Vendredi, la plus longue étape depuis 21 ans attend les coureurs. Au programme: 249,1 km entre Vierzon et Le Creusot, agrémentés d’une côte de deuxième catégorie, deux de troisième et deux de quatrième. Toutes ces difficultés se trouvent dans les 90 derniers kilomètres, avec le Signal d’Uchon (2e catégorie, 5,7 km à 5,7 pour-cent) situé à 18 bornes de l’arrivée et la Côte de la Gourloye (2,4 km à 5,3 pour-cent) à 8 kilomètres du but.

Cavendish à 2 succès de Merckx: «Ne prononce pas son nom, je veux juste gagner des étapes»

«Ne prononce pas son nom», a souri le Britannique de Deceuninck-Quick Step lors de l’interview flash d’après-course. «Je veux juste gagner des étapes.»

Cavendish s’était déjà imposé à Châteauroux en 2008, pour son premier succès sur les routes du Tour, et 2011. «On dirait qu’à chaque fois qu’on termine ici, c’est une ligne différente», a commenté Cavendish. «En 2008, c’était une légère montée, en 2011 c’était aussi une légère montée, mais moins longue. Je ne peux pas croire que cela fait dix ans que j’avais gagné ici. C’est spécial. C’est arrivé aujourd’hui d’une manière un peu semblable. Nous avions discuté ce matin de ce que nous devions faire dans le final. Il y a tellement d’équipes fortes qui veulent rouler à l’avant avec leur train. Donc c’est dur de rester devant, on est toujours débordé. Surtout par certaines équipes qui viennent ici avec toute une équipe pour un seul sprinteur, mais qui ne roule pas à l’avant.»

«Quand l’échappée avec Kasper Asgreen et beaucoup d’équipes de sprinteurs était devant, Groupama-FDJ et Arkéa Samsic ont soudainement commencé à rouler», a poursuivi Cavendish. «Des équipes françaises, en France, elles ont paniqué. Mais après, elles n’ont plus collaboré. Comme toujours, Alpecin-Fenix est venu travailler avec nous. Ils ont aussi le train le plus fort. Michael Morkov a laissé le côté gauche ouvert pour que j’accélère. Mais je voulais rester dans la roue encore une fraction de seconde et j’ai dû changer de train.»

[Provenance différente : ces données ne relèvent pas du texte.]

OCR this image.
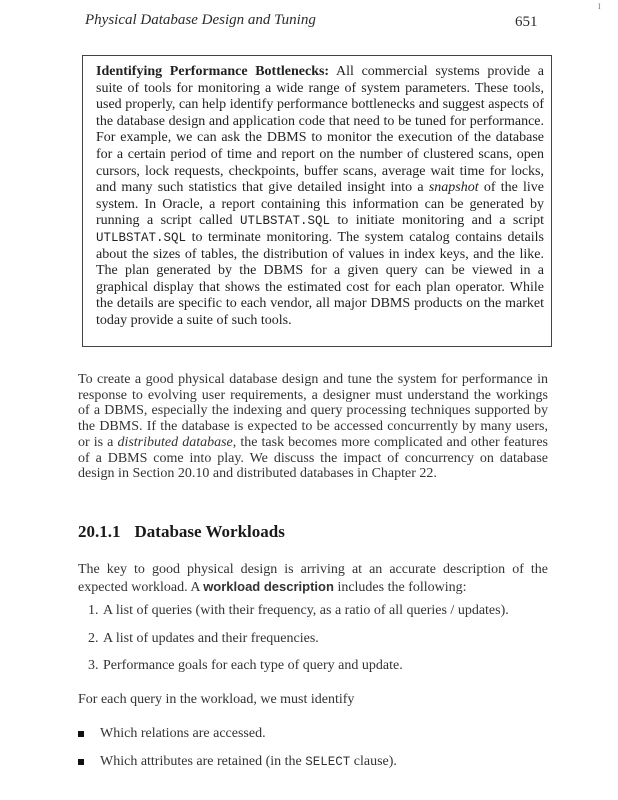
Physical Database Design and Tuning	651
I
Identifying Performance Bottlenecks: All commercial systems provide a suite of tools for monitoring a wide range of system parameters. These tools, used properly, can help identify performance bottlenecks and suggest aspects of the database design and application code that need to be tuned for performance. For example, we can ask the DBMS to monitor the execution of the database for a certain period of time and report on the number of clustered scans, open cursors, lock requests, checkpoints, buffer scans, average wait time for locks, and many such statistics that give detailed insight into a snapshot of the live system. In Oracle, a report containing this information can be generated by running a script called UTLBSTAT.SQL to initiate monitoring and a script UTLBSTAT.SQL to terminate monitoring. The system catalog contains details about the sizes of tables, the distribution of values in index keys, and the like. The plan generated by the DBMS for a given query can be viewed in a graphical display that shows the estimated cost for each plan operator. While the details are specific to each vendor, all major DBMS products on the market today provide a suite of such tools.
To create a good physical database design and tune the system for performance in response to evolving user requirements, a designer must understand the workings of a DBMS, especially the indexing and query processing techniques supported by the DBMS. If the database is expected to be accessed concurrently by many users, or is a distributed database, the task becomes more complicated and other features of a DBMS come into play. We discuss the impact of concurrency on database design in Section 20.10 and distributed databases in Chapter 22.
20.1.1 Database Workloads
The key to good physical design is arriving at an accurate description of the expected workload. A workload description includes the following:
1. A list of queries (with their frequency, as a ratio of all queries / updates).
2. A list of updates and their frequencies.
3. Performance goals for each type of query and update.
For each query in the workload, we must identify
Which relations are accessed.
Which attributes are retained (in the SELECT clause).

Avec 32 victoires sur les routes du Tour, le ‘Manx Express’ se rapproche un peu plus du record de 34 succès d’Eddy Merckx «Ne prononce pas son nom, ne prononce pas son nom», a lancé dans un éclat de rire le Britannique. «Je viens de gagner une étape au Tour, c’est pour ça que les gens roulent toute leur vie. Je ne pense pas au record ni à rien. Je veux juste gagner des étapes du Tour de France. Si je suis assez bon pour en gagner 50, c’est super. Et si je n’en gagne plus une seule, tout ira bien aussi.»